The sad irony is that, in the areas where we have the strongest evidence base about what teachers need to know and be able to do, we often impose the fewest requirements.
In K-12, we impose a lot of requirements on prospective teachers with very little evidence that they make a difference. Yet in early childhood, states often allow teachers to teach without a bachelor’s degree or much training in early childhood development or effective practices. In other words, we’ve got it backwards.
So here’s my modest proposal to add to Chad’s and Ashley’s: Why don’t we flip the equation and transfer a portion of the billions spent annually on teacher preparation (Ashley and Chad calculate some $4.85 billion annually) from K-12 preparation we don’t know works to instead supporting prospective early childhood teachers to develop the skills research shows they need. That doesn’t mean, as some advocates argue, pushing early childhood educators into a system that looks like the current K-12 preparation system–Ashley and Chad make a strong case against that.

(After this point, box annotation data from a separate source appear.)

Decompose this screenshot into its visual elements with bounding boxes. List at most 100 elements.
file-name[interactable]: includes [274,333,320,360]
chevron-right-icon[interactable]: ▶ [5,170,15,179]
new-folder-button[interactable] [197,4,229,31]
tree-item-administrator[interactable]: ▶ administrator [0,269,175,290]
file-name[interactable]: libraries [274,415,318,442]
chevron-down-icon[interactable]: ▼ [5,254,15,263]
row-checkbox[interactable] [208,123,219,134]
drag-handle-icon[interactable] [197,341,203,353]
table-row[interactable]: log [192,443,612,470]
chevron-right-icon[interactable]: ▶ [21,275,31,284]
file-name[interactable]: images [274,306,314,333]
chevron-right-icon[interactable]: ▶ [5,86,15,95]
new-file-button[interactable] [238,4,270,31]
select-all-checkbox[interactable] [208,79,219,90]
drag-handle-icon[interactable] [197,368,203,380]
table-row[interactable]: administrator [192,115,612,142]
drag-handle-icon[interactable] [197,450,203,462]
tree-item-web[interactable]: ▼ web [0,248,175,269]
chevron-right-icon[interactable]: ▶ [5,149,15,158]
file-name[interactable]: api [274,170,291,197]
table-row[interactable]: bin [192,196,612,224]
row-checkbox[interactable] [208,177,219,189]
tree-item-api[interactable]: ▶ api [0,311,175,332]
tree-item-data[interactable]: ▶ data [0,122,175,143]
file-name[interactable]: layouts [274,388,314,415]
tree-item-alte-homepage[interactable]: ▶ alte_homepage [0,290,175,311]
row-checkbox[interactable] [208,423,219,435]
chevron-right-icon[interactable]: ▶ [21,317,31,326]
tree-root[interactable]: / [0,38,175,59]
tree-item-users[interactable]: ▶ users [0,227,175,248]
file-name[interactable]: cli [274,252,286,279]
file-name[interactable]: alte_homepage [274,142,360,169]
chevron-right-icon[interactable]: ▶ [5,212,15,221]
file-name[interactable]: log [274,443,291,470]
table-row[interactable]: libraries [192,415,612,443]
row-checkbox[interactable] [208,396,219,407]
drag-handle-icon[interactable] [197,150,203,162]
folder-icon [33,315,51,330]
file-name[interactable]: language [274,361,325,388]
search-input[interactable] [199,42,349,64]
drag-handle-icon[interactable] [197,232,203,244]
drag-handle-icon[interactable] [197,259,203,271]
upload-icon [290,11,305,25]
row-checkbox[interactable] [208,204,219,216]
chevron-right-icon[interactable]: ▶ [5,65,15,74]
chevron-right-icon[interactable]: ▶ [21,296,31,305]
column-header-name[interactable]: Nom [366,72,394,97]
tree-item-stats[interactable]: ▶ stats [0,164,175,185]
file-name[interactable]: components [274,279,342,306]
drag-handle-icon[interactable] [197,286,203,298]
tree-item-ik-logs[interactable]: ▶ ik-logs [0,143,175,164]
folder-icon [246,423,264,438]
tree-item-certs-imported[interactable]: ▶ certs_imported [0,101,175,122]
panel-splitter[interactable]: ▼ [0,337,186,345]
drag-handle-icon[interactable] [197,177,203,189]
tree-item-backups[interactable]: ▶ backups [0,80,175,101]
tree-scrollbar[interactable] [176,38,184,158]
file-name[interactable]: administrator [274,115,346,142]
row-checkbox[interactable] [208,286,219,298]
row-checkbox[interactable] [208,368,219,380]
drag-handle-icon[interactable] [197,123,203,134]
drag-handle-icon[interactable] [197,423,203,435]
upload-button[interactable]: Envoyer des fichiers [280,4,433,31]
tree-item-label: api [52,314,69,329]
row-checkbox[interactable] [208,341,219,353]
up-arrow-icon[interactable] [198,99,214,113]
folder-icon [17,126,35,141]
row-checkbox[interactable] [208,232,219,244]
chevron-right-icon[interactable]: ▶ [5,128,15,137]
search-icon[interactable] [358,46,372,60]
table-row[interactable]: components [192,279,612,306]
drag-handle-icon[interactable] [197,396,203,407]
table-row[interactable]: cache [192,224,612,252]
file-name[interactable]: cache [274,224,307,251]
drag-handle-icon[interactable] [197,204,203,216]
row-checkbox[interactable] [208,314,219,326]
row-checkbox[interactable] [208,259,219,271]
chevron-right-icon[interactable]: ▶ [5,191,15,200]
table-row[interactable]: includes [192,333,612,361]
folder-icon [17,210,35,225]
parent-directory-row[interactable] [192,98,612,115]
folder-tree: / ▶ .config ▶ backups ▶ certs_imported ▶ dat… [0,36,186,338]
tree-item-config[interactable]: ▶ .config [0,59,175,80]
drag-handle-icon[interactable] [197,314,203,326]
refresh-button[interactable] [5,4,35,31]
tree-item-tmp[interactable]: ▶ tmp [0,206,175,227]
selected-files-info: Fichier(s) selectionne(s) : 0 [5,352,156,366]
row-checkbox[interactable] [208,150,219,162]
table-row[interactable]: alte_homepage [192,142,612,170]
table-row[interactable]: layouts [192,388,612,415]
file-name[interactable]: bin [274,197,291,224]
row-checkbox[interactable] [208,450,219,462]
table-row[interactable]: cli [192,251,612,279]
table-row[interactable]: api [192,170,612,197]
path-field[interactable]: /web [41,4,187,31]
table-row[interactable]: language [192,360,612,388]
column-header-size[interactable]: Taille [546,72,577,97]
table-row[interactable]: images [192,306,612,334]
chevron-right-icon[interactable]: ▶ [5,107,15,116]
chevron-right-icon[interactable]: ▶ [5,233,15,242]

Rather it means we need to build new systems of early childhood educator preparation that reflect the research and evidence on quality early childhood teaching and what early childhood educators need to know, and also incorporate many of the principles Chad and Ashley outline to overall K-12 teacher prep. (I’d also argue that we should then expand that system to prepare teachers and leaders for the early elementary grades and as well–but that’s a topic for another blog post).